Thereza, welk probleem kom jij vooral tegen in je onderzoek?
Thereza: ‘Uit mijn interviews met boeren blijkt een brede onvrede. Na de Tweede Wereldoorlog werd er gezegd: “Die Hongerwinter willen we nooit weer, we moeten meer voedselzekerheid hebben. Boeren moeten intensiveren en opschalen.” Nu ligt er dan die stikstofuitspraak van de Raad van State uit 2019, en moet opeens alles anders. Opeens doen de boeren alles verkeerd. Zij zeggen: “Wij hebben al die tijd braaf gedaan wat de overheid en de bank van ons vroegen, en nu is het opeens niet meer goed.” Plus: “Niemand vertelt ons nu hoe het wél moet.’’’

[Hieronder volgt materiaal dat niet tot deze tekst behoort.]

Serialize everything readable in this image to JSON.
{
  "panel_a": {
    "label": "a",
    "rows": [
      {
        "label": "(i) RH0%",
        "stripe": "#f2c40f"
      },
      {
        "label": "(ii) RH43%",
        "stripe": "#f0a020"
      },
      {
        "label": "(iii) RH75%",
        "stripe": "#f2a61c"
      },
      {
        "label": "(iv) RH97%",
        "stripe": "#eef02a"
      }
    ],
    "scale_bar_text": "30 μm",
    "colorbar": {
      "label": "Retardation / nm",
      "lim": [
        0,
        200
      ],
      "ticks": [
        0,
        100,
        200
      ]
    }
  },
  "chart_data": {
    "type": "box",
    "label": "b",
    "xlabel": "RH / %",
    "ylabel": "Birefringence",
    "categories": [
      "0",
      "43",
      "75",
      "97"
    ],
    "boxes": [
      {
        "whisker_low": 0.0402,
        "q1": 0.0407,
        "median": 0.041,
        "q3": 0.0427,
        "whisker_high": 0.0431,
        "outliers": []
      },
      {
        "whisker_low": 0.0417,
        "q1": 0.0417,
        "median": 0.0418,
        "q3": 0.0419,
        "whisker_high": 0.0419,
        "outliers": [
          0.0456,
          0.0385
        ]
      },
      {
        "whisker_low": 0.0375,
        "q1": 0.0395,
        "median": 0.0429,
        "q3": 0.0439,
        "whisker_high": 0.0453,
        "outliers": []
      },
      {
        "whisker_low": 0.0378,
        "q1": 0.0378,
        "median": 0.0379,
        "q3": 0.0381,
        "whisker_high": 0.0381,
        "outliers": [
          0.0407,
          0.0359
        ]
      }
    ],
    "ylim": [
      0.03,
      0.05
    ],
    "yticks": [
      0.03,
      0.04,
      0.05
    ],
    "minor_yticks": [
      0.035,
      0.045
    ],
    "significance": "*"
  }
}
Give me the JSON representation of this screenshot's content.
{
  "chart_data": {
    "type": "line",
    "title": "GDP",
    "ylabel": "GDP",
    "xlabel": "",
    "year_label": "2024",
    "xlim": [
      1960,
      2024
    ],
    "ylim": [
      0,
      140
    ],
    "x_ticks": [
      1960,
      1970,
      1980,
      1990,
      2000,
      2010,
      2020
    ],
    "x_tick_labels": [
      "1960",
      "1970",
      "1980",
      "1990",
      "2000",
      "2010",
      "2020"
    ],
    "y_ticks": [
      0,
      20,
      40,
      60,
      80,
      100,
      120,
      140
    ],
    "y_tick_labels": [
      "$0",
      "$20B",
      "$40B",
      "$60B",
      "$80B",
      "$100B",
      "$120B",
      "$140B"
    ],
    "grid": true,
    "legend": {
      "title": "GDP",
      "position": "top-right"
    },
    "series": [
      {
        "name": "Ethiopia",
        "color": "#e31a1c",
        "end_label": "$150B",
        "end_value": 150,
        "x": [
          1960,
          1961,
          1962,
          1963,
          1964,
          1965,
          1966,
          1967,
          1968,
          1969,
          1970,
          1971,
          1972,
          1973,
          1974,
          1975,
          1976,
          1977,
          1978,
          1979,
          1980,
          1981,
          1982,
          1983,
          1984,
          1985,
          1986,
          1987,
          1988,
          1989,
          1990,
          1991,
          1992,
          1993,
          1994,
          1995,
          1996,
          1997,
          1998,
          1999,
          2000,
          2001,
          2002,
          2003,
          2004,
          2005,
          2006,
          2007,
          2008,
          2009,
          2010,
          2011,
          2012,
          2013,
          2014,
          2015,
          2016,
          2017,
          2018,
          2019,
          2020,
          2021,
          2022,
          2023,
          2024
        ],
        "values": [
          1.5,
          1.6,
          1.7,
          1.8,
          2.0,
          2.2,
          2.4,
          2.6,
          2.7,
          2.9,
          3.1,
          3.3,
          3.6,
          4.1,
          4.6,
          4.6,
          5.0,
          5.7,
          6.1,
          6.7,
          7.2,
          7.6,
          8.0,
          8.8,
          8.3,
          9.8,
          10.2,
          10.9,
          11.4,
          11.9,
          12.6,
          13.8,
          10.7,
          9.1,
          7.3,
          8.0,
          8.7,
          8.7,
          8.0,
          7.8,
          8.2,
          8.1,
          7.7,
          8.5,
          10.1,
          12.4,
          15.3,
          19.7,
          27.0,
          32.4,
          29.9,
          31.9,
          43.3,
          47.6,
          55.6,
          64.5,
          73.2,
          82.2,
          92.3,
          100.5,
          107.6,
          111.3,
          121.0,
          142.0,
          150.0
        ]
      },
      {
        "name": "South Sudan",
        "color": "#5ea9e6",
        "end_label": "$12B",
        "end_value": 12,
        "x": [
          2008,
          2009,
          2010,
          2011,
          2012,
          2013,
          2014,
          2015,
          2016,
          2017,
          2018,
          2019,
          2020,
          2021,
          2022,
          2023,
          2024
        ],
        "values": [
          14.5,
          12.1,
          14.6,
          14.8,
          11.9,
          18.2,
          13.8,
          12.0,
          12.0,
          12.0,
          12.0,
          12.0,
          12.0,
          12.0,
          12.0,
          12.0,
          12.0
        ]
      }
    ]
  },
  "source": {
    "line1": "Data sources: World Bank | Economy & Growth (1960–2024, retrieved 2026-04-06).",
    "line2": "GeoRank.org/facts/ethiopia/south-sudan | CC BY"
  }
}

Michella: ‘Ik hoor precies hetzelfde, als ik met boeren praat. Zij zeggen: dan heb ik net geïnvesteerd in een dure maatregel, en dan moet er een paar jaar later opeens weer iets heel anders. Er is nooit een einddoel; het is nooit goed.’
Thereza: ‘Er zijn veel boeren die best willen krimpen, maar voor hetzelfde geld komt er over twee jaar weer een herijking en kunnen ze wellicht nooit meer groeien. Die onzekerheid creëert een prikkel om maar vooral te blijven doen wat je al deed.’
Maar er zijn toch ook wel boeren die het roer willen omgooien?
Michella: ‘Jawel, die zien we zeker. Maar dat denken in andere businessmodellen, het echt radicaal anders gaan doen, dat is ingewikkelder dan je denkt.’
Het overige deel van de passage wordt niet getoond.